L’Europa continua a sorprenderci. Mentre il coronavirus mette in ginocchio l’Italia, l’Ue trova il tempo per colpire duro e impone all’Italia una sanzione di 7,5 milioni di euro per non aver recuperato aiuti economici illegittimamente concessi al settore alberghiero in Sardegna. Andiamo per gradi.
LA SENTENZA DEL 2008
Partiamo dal principio. Nel 2008 la Commissione Europea ha condannato l’Italia per aver concesso aiuti economici in favore di imprese alberghiere della Sardegna incompatibili con il mercato comune (distorsione della concorrenza).
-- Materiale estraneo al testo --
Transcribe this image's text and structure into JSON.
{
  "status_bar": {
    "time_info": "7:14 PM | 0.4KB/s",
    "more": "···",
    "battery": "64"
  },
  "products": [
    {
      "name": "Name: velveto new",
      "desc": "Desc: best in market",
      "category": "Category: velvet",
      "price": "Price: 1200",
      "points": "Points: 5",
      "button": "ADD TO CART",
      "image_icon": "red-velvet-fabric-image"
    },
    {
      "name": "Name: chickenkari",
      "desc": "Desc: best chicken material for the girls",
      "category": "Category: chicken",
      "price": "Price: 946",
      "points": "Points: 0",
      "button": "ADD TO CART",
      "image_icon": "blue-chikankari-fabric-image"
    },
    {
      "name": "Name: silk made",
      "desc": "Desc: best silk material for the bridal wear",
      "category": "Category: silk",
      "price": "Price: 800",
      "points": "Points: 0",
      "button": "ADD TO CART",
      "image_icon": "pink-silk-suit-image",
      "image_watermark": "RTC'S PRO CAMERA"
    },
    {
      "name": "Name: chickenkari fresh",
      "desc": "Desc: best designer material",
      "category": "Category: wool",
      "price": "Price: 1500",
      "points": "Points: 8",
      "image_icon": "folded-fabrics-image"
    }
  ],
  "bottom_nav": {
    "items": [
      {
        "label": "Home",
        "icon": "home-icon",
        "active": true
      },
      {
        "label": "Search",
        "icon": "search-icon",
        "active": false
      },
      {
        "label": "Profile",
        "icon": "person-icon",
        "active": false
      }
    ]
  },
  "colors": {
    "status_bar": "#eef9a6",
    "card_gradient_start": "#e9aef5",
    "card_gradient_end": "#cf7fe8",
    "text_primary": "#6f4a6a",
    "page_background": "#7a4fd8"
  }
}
Il governo era dunque obbligato – secondo l’Ue – a recuperare gli aiuti dai beneficiari avrebbe dovuto rimettersi in tasca 13,7 milioni complessivi.
IL PRIMO RICORSO
Nel 2012, nell’ambito di un ricorso per inadempimento proposto dalla Commissione, l’Italia veniva nuovamente condannata per non aver adottato tutti i provvedimenti necessari per recuperare gli aiuti in questione.
IL RICORSO DEL 2018
L’Italia sembra, però, aver ignorato le ammonizioni dell’Ue e nel 2018 non si era ancora conformata alla sentenza. La Commissione Ue ha dunque proposto un secondo ricorso per inadempimento chiedendo alla Corte di condannare l’Italia al pagamento di una somma forfettaria nonché di una penalità.
L’IMPEGNO DELL’ITALIA NEL 2019
Nel 2019, l’Italia ha avviato il processo di recupero dei fondi. È stato recuperato l’89% dell’importo totale in conto capitale di tali aiuti, ovvero l’83% di tale importo in conto capitale maggiorato degli interessi.
LA SENTENZA DEL 2020
L’impegno è stato ritenuto non sufficiente dall’Ue, che ha deciso di condannare l’Italia. La sentenza è arrivata nelle scorse ore, in piena emergenza coronavirus: il BelPaese è costretto al pagamento di una somma forfettaria di importo pari a 7.500.000 euro. A questi dovranno essere aggiunti anche 80mila euro per ogni giorno di ritardo nell’applicazione delle misure necessarie per conformarsi alla sentenza del 2012 (tale penalità è dovuta dalla pronuncia della sentenza odierna fino alla data di completa esecuzione della sentenza del 2012).
La somma terrebbe conto della gravità dell’infrazione e la sua durata considerevole (oltre sette anni dalla prima sentenza della Corte).